Broader backdrop for AI building in Canada: the federal “AI for Everyone” plan

According to reports, the Quebec–Alberta MOU is embedded within Canada’s broader AI build-out strategy: on June 4, the federal government launched the “AI for Everyone” initiative to strengthen three national AI research institutes—Amii (Edmonton), Mila (Montreal), and Vector (Toronto). On July 15, the federal government approved a regional AI program to provide Quebec with $13.85 million for 63 Canadian AI small and mid-sized enterprises. Anthropic pledged Claude credits worth $10 million to Amii, Mila, Vector, Université Laval, and the University of Toronto.

The cross-provincial cooperation between the two provinces carries special significance: Quebec and Alberta have historically differed on federal policy, and this time they are driving their own interprovincial AI collaboration without Ottawa taking the lead.

FAQ

What are the specific terms of the Quebec–Alberta AI MOU?

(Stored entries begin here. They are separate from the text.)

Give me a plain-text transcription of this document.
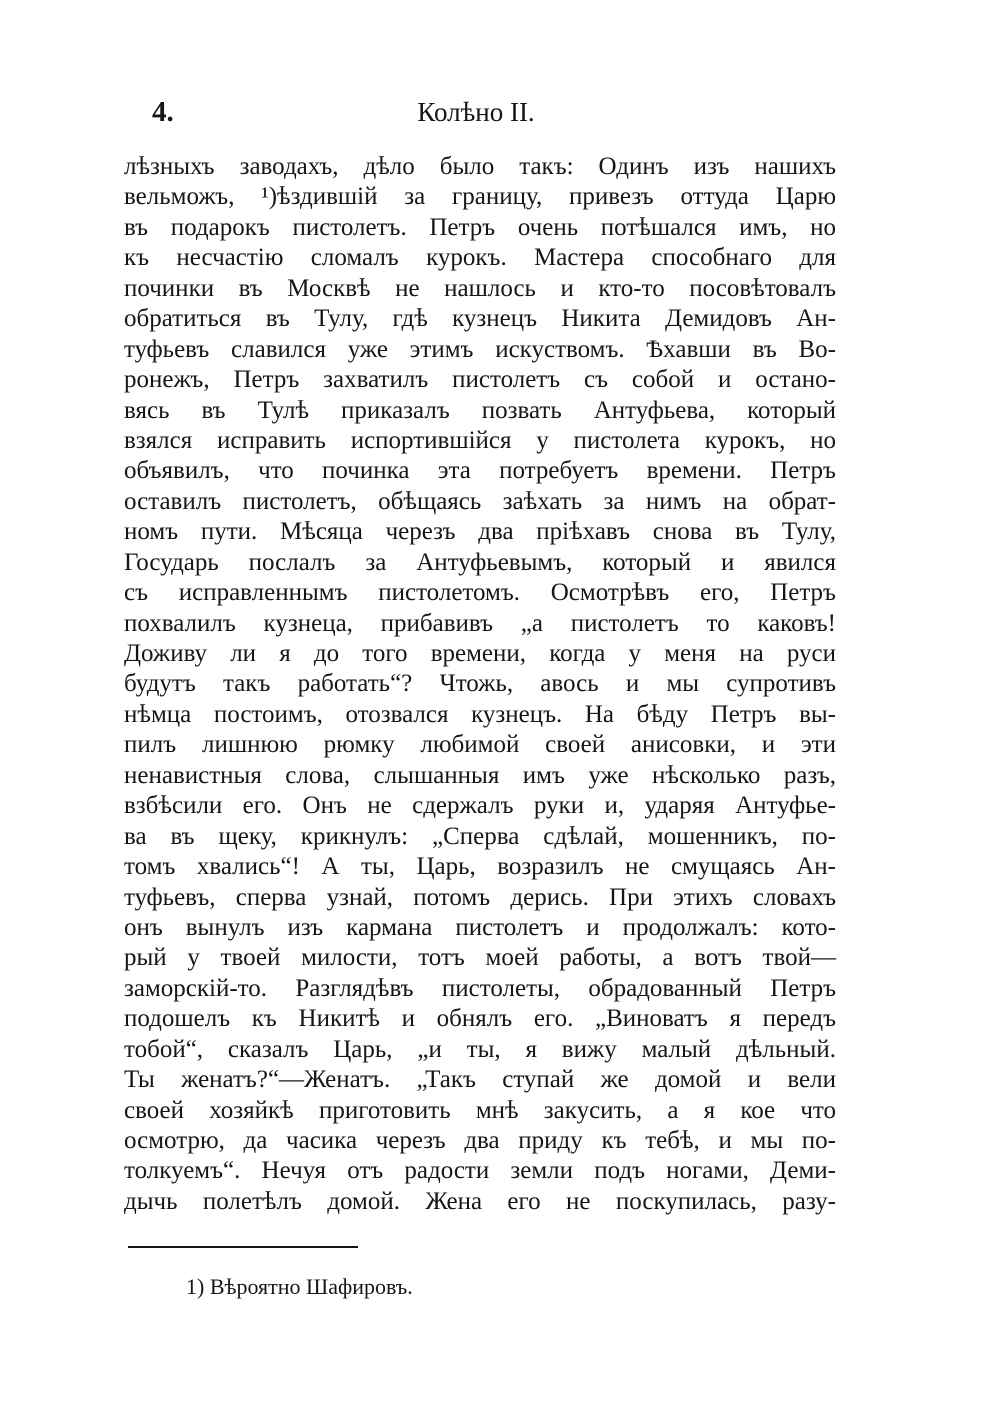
4.	Колѣно II.
лѣзныхъ заводахъ, дѣло было такъ: Одинъ изъ нашихъ
вельможъ, ¹)ѣздившій за границу, привезъ оттуда Царю
въ подарокъ пистолетъ. Петръ очень потѣшался имъ, но
къ несчастію сломалъ курокъ. Мастера способнаго для
починки въ Москвѣ не нашлось и кто-то посовѣтовалъ
обратиться въ Тулу, гдѣ кузнецъ Никита Демидовъ Ан-
туфьевъ славился уже этимъ искуствомъ. Ѣхавши въ Во-
ронежъ, Петръ захватилъ пистолетъ съ собой и остано-
вясь въ Тулѣ приказалъ позвать Антуфьева, который
взялся исправить испортившійся у пистолета курокъ, но
объявилъ, что починка эта потребуетъ времени. Петръ
оставилъ пистолетъ, обѣщаясь заѣхать за нимъ на обрат-
номъ пути. Мѣсяца черезъ два пріѣхавъ снова въ Тулу,
Государь послалъ за Антуфьевымъ, который и явился
съ исправленнымъ пистолетомъ. Осмотрѣвъ его, Петръ
похвалилъ кузнеца, прибавивъ „а пистолетъ то каковъ!
Доживу ли я до того времени, когда у меня на руси
будутъ такъ работать“? Чтожь, авось и мы супротивъ
нѣмца постоимъ, отозвался кузнецъ. На бѣду Петръ вы-
пилъ лишнюю рюмку любимой своей анисовки, и эти
ненавистныя слова, слышанныя имъ уже нѣсколько разъ,
взбѣсили его. Онъ не сдержалъ руки и, ударяя Антуфье-
ва въ щеку, крикнулъ: „Сперва сдѣлай, мошенникъ, по-
томъ хвались“! А ты, Царь, возразилъ не смущаясь Ан-
туфьевъ, сперва узнай, потомъ дерись. При этихъ словахъ
онъ вынулъ изъ кармана пистолетъ и продолжалъ: кото-
рый у твоей милости, тотъ моей работы, а вотъ твой—
заморскій-то. Разглядѣвъ пистолеты, обрадованный Петръ
подошелъ къ Никитѣ и обнялъ его. „Виноватъ я передъ
тобой“, сказалъ Царь, „и ты, я вижу малый дѣльный.
Ты женатъ?“—Женатъ. „Такъ ступай же домой и вели
своей хозяйкѣ приготовить мнѣ закусить, а я кое что
осмотрю, да часика черезъ два приду къ тебѣ, и мы по-
толкуемъ“. Нечуя отъ радости земли подъ ногами, Деми-
дычь полетѣлъ домой. Жена его не поскупилась, разу-
1) Вѣроятно Шафировъ.
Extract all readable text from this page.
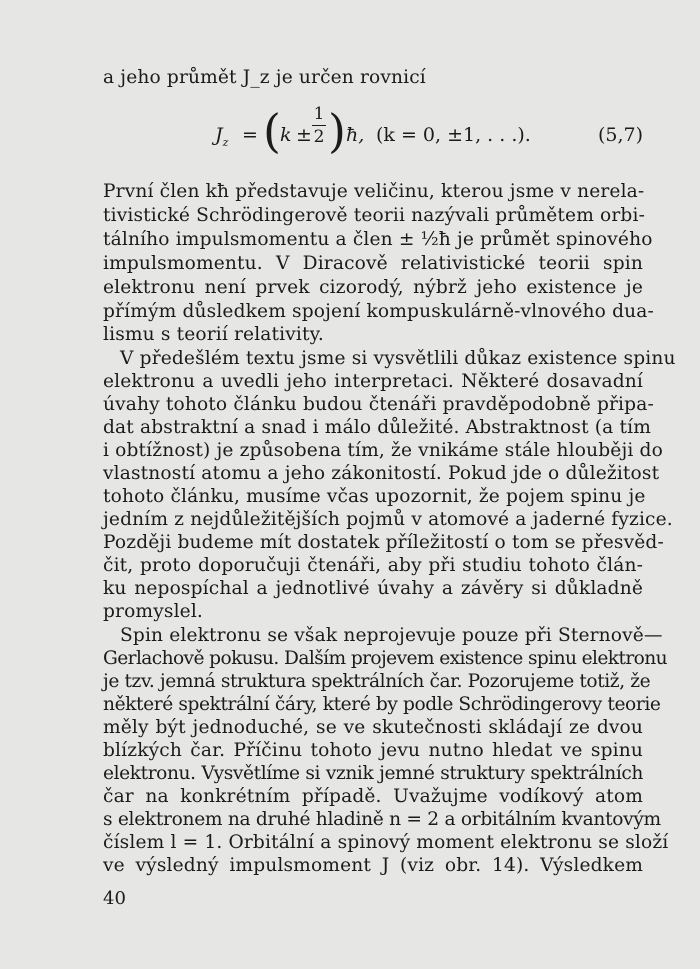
a jeho průmět J_z je určen rovnicí
$J_z$ = ( k ±
1
2 ) ħ, (k = 0, ±1, . . .).	(5,7)
První člen kħ představuje veličinu, kterou jsme v nerela-
tivistické Schrödingerově teorii nazývali průmětem orbi-
tálního impulsmomentu a člen ± ½ħ je průmět spinového
impulsmomentu. V Diracově relativistické teorii spin
elektronu není prvek cizorodý, nýbrž jeho existence je
přímým důsledkem spojení kompuskulárně-vlnového dua-
lismu s teorií relativity.
V předešlém textu jsme si vysvětlili důkaz existence spinu
elektronu a uvedli jeho interpretaci. Některé dosavadní
úvahy tohoto článku budou čtenáři pravděpodobně připa-
dat abstraktní a snad i málo důležité. Abstraktnost (a tím
i obtížnost) je způsobena tím, že vnikáme stále hlouběji do
vlastností atomu a jeho zákonitostí. Pokud jde o důležitost
tohoto článku, musíme včas upozornit, že pojem spinu je
jedním z nejdůležitějších pojmů v atomové a jaderné fyzice.
Později budeme mít dostatek příležitostí o tom se přesvěd-
čit, proto doporučuji čtenáři, aby při studiu tohoto člán-
ku nepospíchal a jednotlivé úvahy a závěry si důkladně
promyslel.
Spin elektronu se však neprojevuje pouze při Sternově—
Gerlachově pokusu. Dalším projevem existence spinu elektronu
je tzv. jemná struktura spektrálních čar. Pozorujeme totiž, že
některé spektrální čáry, které by podle Schrödingerovy teorie
měly být jednoduché, se ve skutečnosti skládají ze dvou
blízkých čar. Příčinu tohoto jevu nutno hledat ve spinu
elektronu. Vysvětlíme si vznik jemné struktury spektrálních
čar na konkrétním případě. Uvažujme vodíkový atom
s elektronem na druhé hladině n = 2 a orbitálním kvantovým
číslem l = 1. Orbitální a spinový moment elektronu se složí
ve výsledný impulsmoment J (viz obr. 14). Výsledkem
40
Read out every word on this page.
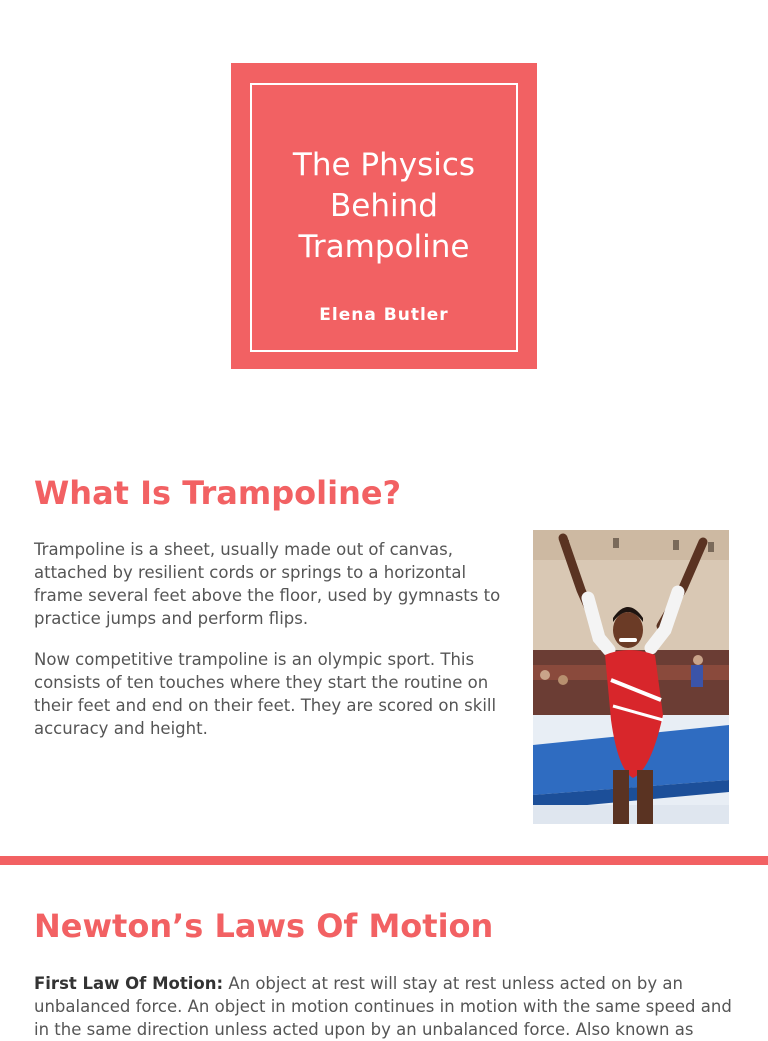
The Physics
Behind
Trampoline
Elena Butler
What Is Trampoline?

Trampoline is a sheet, usually made out of canvas, attached by resilient cords or springs to a horizontal frame several feet above the floor, used by gymnasts to practice jumps and perform flips.

Now competitive trampoline is an olympic sport. This consists of ten touches where they start the routine on their feet and end on their feet. They are scored on skill accuracy and height.

Newton’s Laws Of Motion

First Law Of Motion: An object at rest will stay at rest unless acted on by an unbalanced force. An object in motion continues in motion with the same speed and in the same direction unless acted upon by an unbalanced force. Also known as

According to reports, the five-year MOU signed by the two provinces on July 14 covers exchanges of technical resources, cooperation on interprovincial AI projects, and knowledge exchanges for modernizing public services. The agreement involves no funding, has no financial obligations, and serves only as a knowledge-exchange framework for both sides. Specific cooperation details will be subject to official announcements from both provinces.

What exactly did Alberta’s July 6 Claude AI deployment do?

According to reports, on July 6 Alberta’s Ministry of Technology Innovation deployed an autonomous operating team composed of Claude AI agents, which reviewed more than 466 million lines of government code from 27 provincial departments in about 20 hours. This is one of the concrete examples of Alberta’s fast-tracking AI deployment strategy.

What organizations are included in Anthropic’s $10 million donation to Canadian research institutions?

According to reports, Anthropic pledged Claude credits worth $10 million to the following Canadian research institutions: Amii (Canada’s Machine Learning Research Institute) in Edmonton, Mila in Montreal, the Vector Institute in Toronto, Université Laval, and the University of Toronto. Specific donation terms will be subject to Anthropic’s official announcement.